Elle souligne qu'une une instance a déjà été intentée par la SAS BPE aux mêmes effets le 15 janvier 2018, et qu'elle a fait l'objet d'une péremption depuis le 21 juin 2020 en application de l'article 386 du code de procédure civile.

Elle soutient qu'elle n'a en revanche pas commis d'actes constituant une concurrence déloyale mais a subi un préjudice moral du fait d'un acharnement procédural de BPE à son encontre, citant les nombreux procès prud'homal, pénal et civil intentés par la société BPE à l'encontre des salariés de LO DIFFUSION et de cette société.

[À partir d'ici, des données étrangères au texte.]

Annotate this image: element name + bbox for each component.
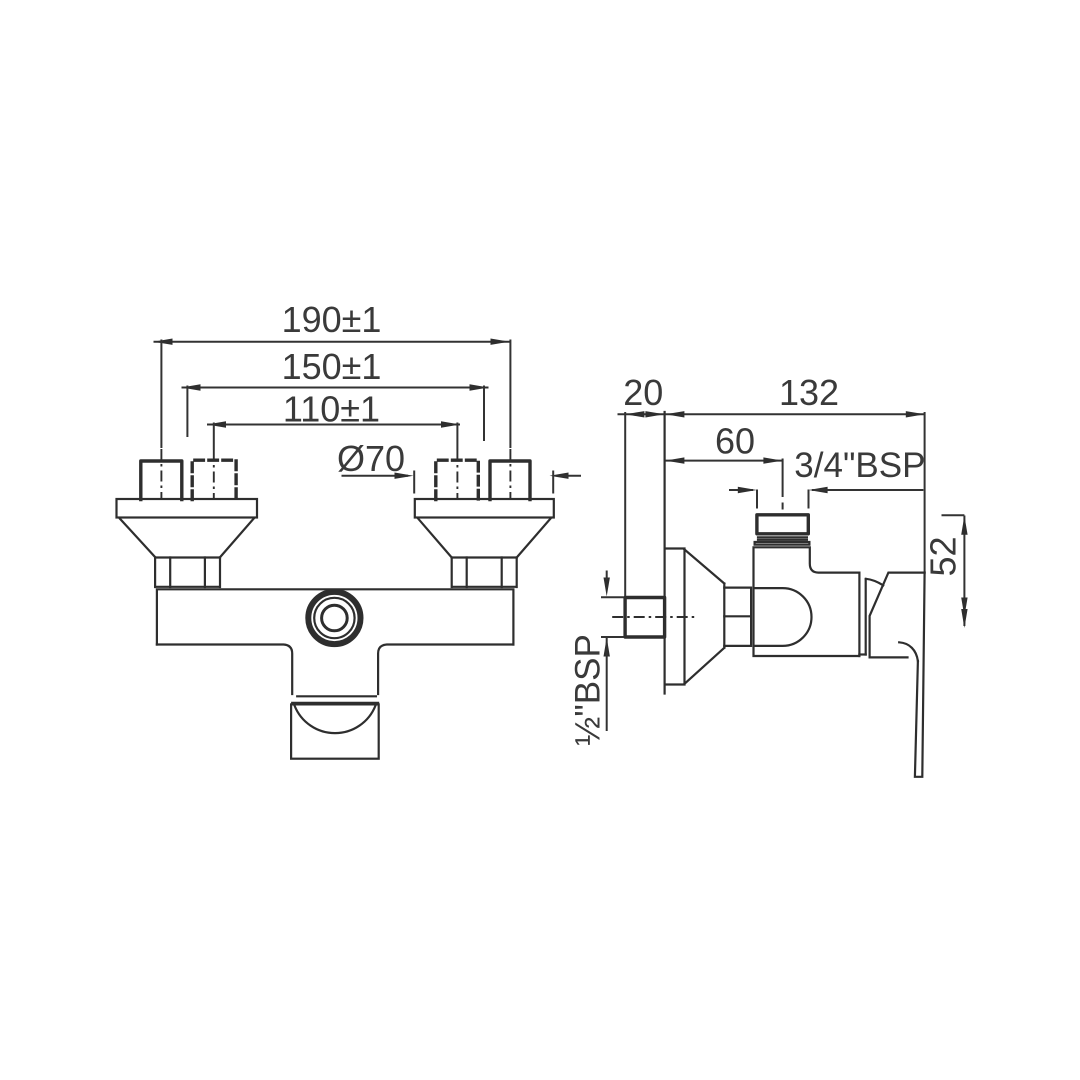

Elle avance que la création par d'anciens salariés d'une société concurrente n'est pas un acte de concurrence déloyale en soi lorsque ces salariés ne sont pas tenus par une clause de non concurrence, quand bien même des actes constitutifs de la société concurrente aient été faits avant la fin du contrat de travail.

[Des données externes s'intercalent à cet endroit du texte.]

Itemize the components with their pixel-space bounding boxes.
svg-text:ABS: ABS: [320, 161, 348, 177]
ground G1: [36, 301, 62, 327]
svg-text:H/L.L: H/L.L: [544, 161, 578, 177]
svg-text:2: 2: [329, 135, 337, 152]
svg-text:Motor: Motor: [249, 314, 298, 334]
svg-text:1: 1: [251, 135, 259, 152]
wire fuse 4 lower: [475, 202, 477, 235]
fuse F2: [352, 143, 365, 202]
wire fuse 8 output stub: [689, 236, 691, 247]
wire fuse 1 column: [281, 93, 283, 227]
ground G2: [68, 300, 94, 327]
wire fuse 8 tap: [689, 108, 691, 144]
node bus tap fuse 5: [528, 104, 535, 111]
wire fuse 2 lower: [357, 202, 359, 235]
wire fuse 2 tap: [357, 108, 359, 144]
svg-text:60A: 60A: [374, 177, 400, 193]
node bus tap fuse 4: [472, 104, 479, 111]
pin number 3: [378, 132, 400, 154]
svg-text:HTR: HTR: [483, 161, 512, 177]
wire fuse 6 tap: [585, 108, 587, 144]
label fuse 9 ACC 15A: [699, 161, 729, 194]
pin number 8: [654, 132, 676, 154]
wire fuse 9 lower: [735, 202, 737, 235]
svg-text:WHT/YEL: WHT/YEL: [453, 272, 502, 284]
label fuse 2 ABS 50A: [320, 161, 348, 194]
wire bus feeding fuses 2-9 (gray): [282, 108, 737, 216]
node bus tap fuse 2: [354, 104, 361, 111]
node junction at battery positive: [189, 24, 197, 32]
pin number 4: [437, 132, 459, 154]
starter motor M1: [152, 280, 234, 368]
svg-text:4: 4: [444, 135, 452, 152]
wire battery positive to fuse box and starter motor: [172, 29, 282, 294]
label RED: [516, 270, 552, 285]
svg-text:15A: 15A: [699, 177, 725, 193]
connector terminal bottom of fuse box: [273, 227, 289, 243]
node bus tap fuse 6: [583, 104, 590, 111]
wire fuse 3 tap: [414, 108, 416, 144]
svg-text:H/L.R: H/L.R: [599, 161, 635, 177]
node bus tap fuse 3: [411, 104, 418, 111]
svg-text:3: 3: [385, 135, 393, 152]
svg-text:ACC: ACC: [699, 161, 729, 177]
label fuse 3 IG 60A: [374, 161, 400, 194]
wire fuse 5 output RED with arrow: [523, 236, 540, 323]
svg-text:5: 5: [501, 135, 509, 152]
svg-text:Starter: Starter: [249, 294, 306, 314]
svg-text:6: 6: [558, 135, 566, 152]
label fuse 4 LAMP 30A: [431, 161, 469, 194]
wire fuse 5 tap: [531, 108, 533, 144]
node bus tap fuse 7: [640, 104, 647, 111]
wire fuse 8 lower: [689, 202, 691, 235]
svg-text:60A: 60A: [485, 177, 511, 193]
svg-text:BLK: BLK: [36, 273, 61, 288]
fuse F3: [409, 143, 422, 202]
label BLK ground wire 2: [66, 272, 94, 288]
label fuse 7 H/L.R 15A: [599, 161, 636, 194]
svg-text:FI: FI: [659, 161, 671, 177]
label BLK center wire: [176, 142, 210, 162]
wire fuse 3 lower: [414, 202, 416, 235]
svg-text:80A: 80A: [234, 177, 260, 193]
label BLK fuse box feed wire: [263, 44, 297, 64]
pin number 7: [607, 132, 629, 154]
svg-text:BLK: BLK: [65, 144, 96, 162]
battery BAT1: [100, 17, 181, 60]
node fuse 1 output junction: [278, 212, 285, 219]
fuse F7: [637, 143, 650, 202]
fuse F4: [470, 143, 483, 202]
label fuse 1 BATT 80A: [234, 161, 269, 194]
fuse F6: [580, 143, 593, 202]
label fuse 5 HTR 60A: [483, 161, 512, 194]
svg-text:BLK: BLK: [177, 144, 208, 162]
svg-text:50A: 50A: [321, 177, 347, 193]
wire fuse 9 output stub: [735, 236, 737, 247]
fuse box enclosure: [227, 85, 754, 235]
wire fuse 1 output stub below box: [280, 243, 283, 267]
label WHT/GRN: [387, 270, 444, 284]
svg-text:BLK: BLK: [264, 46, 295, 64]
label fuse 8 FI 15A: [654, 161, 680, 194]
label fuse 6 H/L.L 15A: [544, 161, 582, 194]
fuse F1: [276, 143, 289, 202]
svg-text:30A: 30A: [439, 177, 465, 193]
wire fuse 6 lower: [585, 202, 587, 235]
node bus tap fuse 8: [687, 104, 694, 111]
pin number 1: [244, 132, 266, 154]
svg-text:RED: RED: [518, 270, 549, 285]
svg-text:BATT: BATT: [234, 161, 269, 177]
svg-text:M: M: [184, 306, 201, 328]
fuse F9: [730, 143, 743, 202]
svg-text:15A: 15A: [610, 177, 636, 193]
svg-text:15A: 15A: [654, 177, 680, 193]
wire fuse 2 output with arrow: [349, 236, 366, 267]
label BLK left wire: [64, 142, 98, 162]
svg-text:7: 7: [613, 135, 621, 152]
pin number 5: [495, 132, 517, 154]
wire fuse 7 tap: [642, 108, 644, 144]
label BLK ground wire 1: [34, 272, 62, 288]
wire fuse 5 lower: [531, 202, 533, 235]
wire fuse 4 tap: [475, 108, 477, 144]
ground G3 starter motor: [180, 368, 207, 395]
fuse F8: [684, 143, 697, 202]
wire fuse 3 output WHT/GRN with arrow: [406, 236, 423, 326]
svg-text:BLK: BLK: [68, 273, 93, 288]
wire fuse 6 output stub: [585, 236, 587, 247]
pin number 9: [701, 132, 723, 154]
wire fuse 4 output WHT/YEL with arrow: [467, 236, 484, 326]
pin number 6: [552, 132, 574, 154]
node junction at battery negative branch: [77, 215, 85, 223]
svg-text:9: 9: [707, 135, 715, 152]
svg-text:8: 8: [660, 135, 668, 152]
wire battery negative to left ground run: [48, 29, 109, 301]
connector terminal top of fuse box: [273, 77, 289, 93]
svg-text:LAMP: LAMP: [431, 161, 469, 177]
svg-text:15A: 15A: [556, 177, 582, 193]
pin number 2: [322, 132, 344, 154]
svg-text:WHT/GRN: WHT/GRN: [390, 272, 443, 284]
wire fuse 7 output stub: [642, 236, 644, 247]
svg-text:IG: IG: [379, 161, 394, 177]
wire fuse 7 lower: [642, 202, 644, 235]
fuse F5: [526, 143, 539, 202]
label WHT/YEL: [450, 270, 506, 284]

L'idée de la création de la société LO DIFFUSION émane bien de Mmes [O] et [K], qui ont proposé aux époux [J] de les rejoindre afin d'obtenir un apport financier. Cette démarche ne constituait ainsi pas un plan orchestré des années avant leur départ. Elle souligne qu'encore à ce jour c'est Mme [O] qui assure la gérance de LO DIFFUSION.

Elle verse aux débats l'arrêt de la cour d'appel de Limoges démontrant que Mme [O] n'avait commis aucun manquement à ses obligations de loyauté et de confidentialité à l'égard de la SAS BPE.

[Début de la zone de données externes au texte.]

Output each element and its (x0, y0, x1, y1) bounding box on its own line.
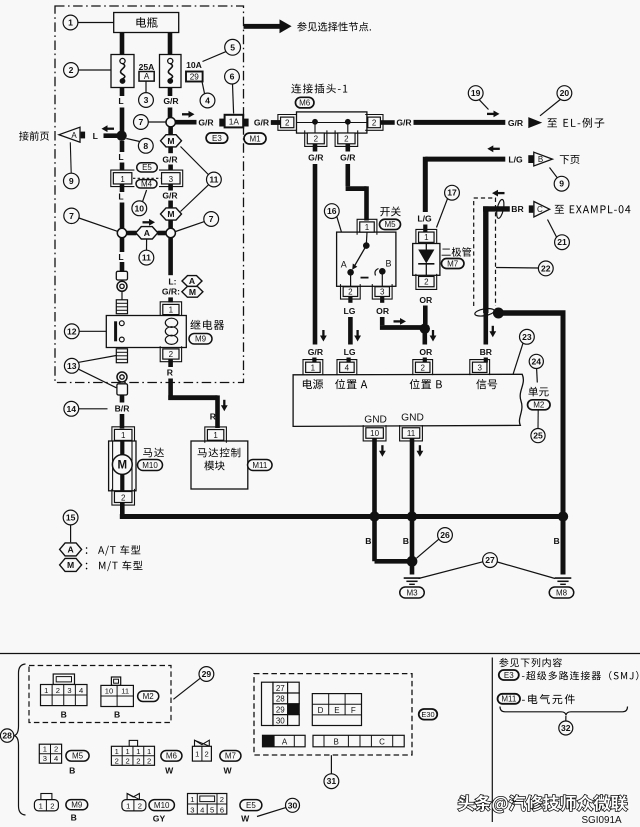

Le moyen d'une désorganisation constituée par la démission simultanée de Mmes [K] et [O] est nouveau, et, selon elle, dénué de caractère sérieux, sauf à nier le droit de ces salariées à la démission. L'argument selon lequel le grief de désorganisation est fait à la société LO DIFFUSION et non à Mmes [K] et [O] est inopérant, car la société LO DIFFUSION n'avait pas d'existence au moment de ces démissions.

En troisième lieu, elle soutient qu'il n'y a pas eu de détournement ou restriction du ficher client de Mme [O] et du listing client. Ces accusations sont faites alors que Mme [O] a été définitivement relaxée par le tribunal correctionnel de Limoges pour les faits d'extraction frauduleuse des données contenues dans un système de traitement automatisé au préjudice de la SAS BPE.

Or, au visa des article 4 du code de procédure pénale et 1355 du code de procédure civile, instaurant l'autorité absolue de la décision répressive sur la décision civile, il ne peut désormais être constaté de tels faits par le juge civil.

De même, le fait que la SAS BPE soutienne désormais, contrairement à son acte introductif d'instance, que c'est la société LO DIFFUSION et non Mme [O] qui aurait effectué ces extractions frauduleuses, est inopérant.

Elle souligne que le constat d'huissier n'a ainsi pas fait état de telles extraction, détentions ou suppressions de données, et que la base de clients potentiels trouvée sur l'ordinateur de Mme [O] est sans rapport car elle a été constituée après son départ de la SAS BPE avec Mmes [K] et [O], compte tenu de leurs expériences professionnelles.

Elle soutient également ne pas avoir débaucher de salariés de la SAS BPE. Mme [O] et [K] sont les fondatrices de la société. La tentative de débauchage de M. [M] n'a eu aucune conséquence, et Mmes [U] et [N] n'ont pas été débauchées mais ont été mises en relation avec LO DIFFUSION licitement. Par ailleurs, la SAS BPE ne présente pas d'éléments démontrant que ces départs l'ont désorganisée de façon à caractériser une concurrence déloyale, car le recrutement massif de salariés libres ne constitue pas à lui seul un fait caractéristique de concurrence déloyale.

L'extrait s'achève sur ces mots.